I went looking for my makeup-removing towelettes this morning. Couldn't find them. Why? Because I have teenagers. This got me thinking about how things have definitely changed since my babies turned into teens. For instance, I remember when I used to be able to go into my makeup bag, locate my eyeliner, put on that eyeliner and then put it back in my makeup bag. Now I can't find my makeup bag. Because, teens.
And when I look in that 10x magnifying mirror at all the dark hair crawling around over my eyes like a caterpillar moving across my forehead, I mourn the loss of my tweezers, which have disappeared into the abyss that is the girls bathroom in my house. Those girls, however, have PERFECTLY plucked eyebrows. Thanks to my tweezers. Wherever they are.
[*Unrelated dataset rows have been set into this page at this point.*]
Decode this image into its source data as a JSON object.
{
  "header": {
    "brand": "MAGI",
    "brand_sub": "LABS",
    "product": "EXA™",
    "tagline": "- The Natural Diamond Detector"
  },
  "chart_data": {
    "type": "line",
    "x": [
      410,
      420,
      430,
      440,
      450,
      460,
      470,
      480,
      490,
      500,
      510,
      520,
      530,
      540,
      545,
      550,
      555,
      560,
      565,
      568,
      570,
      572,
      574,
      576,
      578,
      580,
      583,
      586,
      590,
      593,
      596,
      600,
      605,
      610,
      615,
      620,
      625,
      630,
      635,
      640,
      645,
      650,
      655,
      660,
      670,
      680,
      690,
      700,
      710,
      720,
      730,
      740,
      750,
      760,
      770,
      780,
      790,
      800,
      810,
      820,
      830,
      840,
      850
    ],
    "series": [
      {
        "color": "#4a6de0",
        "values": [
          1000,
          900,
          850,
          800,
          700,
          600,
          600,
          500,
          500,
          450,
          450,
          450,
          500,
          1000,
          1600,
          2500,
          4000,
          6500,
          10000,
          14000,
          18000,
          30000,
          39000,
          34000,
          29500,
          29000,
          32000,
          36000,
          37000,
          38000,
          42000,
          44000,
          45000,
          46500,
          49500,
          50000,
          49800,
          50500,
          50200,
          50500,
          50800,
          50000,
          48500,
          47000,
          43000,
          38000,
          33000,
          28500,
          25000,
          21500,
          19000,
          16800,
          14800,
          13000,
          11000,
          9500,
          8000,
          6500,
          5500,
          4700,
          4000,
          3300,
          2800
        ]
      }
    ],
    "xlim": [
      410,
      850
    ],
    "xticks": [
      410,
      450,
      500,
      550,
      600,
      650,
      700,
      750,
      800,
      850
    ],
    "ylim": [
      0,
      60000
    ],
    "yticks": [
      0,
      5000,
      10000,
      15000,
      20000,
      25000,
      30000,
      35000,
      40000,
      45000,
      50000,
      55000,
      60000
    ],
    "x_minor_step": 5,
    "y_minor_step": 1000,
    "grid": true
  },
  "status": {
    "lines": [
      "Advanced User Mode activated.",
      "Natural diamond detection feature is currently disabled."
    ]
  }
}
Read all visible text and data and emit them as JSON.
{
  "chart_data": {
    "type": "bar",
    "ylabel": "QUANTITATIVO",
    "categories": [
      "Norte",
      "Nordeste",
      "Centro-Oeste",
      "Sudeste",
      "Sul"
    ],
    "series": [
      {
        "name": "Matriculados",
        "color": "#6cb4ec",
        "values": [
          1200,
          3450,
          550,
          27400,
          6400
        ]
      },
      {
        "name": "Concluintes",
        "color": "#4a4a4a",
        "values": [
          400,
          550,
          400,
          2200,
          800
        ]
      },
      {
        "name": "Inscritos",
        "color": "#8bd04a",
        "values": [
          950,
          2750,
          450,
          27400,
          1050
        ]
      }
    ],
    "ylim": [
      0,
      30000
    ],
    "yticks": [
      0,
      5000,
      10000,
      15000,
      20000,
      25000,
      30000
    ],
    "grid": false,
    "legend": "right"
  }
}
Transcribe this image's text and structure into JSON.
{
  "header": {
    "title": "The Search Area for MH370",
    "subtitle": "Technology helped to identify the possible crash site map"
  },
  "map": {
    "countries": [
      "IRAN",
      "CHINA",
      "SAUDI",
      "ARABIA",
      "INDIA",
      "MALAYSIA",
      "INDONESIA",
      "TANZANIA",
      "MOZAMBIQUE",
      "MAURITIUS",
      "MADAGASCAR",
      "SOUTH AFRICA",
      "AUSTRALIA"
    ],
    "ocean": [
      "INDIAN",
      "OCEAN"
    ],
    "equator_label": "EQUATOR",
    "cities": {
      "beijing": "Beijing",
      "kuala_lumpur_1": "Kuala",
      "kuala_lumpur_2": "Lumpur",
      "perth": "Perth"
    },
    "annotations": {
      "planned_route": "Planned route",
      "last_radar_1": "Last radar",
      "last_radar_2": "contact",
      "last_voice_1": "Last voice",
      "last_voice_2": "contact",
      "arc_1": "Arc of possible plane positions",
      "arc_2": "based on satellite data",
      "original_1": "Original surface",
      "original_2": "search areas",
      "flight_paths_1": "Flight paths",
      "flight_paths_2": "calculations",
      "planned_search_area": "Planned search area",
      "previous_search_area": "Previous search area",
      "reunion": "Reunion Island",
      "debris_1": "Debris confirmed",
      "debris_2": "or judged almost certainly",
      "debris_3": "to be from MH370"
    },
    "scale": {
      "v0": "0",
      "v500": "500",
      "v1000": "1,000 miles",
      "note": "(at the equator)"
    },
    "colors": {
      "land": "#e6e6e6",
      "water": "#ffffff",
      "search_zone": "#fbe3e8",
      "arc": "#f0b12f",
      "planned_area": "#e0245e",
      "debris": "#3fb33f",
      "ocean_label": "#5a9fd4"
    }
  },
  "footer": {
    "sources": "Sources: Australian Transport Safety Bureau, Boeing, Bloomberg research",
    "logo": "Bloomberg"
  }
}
Their nails are perfectly clipped, thanks to my nail clippers. Which I haven't seen in weeks. MY toenails are practically clawing at the ground when I walk because they've gotten so long. But in order to clip them, someone would have to locate my nail clippers. Naturally, NO ONE knows where they are because apparently, I'M the only one in the house that uses them. Their nails are perfectly clipped, but I'M the only one who uses the nail clippers. Whatever.
Scissors? Tape? I buy them new every Christmas. Why? Teens.
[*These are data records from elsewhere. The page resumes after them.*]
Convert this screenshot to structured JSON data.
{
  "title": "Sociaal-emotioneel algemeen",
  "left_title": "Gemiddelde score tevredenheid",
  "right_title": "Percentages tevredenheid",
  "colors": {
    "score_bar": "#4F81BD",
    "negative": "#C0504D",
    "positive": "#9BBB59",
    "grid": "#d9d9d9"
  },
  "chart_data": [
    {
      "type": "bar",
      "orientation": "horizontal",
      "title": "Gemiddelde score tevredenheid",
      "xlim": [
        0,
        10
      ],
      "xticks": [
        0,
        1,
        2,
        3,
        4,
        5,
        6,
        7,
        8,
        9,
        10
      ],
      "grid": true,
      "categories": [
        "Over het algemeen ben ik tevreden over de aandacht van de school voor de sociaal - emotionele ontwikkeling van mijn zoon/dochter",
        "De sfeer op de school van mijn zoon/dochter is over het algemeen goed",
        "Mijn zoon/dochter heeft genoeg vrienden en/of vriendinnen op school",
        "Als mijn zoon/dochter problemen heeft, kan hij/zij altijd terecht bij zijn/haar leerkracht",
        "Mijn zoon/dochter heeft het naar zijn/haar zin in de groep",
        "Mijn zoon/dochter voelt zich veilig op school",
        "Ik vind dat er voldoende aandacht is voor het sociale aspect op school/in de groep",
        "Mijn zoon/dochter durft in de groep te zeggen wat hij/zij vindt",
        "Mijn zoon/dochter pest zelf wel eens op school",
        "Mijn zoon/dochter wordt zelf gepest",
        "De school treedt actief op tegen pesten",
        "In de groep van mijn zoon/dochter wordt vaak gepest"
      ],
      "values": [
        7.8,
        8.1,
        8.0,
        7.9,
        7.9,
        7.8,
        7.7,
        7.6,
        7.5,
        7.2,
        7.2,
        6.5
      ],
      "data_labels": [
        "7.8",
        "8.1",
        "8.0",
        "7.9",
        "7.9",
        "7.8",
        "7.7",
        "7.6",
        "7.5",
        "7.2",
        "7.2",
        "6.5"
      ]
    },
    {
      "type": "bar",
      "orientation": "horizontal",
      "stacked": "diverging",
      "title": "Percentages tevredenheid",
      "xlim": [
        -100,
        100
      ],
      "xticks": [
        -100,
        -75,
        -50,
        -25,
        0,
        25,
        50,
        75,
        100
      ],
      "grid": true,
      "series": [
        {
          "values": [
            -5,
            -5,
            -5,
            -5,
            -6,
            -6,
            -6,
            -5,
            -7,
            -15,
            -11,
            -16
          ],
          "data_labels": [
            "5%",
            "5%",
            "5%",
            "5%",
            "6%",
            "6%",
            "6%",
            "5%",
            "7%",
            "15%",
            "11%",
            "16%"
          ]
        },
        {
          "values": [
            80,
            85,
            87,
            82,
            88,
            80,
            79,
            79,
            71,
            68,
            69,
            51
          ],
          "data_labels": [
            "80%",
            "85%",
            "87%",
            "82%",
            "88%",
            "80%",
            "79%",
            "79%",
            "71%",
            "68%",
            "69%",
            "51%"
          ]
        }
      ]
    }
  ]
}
I don't bother painting my nails anymore, because why bother? My nail polish remover and cotton balls have mysteriously vanished into thin air. Naturally, no one has seen them. My husband takes pleasure in helping me out by telling me that he never uses the stuff. Thanks honey, you're a huge help.
I've taken to hiding things that I just refuse to part with. My deodorant is now in my sock drawer. Shampoo and conditioner? I hide those in my closet under my shoe rack and take them in when I shower each day. Razor? Underwear drawer. Shaving cream? The garage, where else??
One good thing about being shorter and heavier than my girls: they don't steal my pants. Oh sure, back a few years ago when 17-year-old was a freshman and I was 30 lbs. lighter, I attended her band concert and asked my husband what pants she had on (I could see her white socks like she was Michael Jackson without the glove) and he told me they were mine. She was wearing my size 6 pants. Sure, she was too tall for them (hence the white socks showing), but they fit her. See? Maybe there IS an upside to being short and heavy. That's my new story and I'm sticking with it. So pass me another doughnut.
Yep, I remember back when I could find things, like money in my wallet, food in my pantry, quiet in my house and the ever-important thing to find: my sanity. But alas, those days are gone. They've been replaced by teenagers.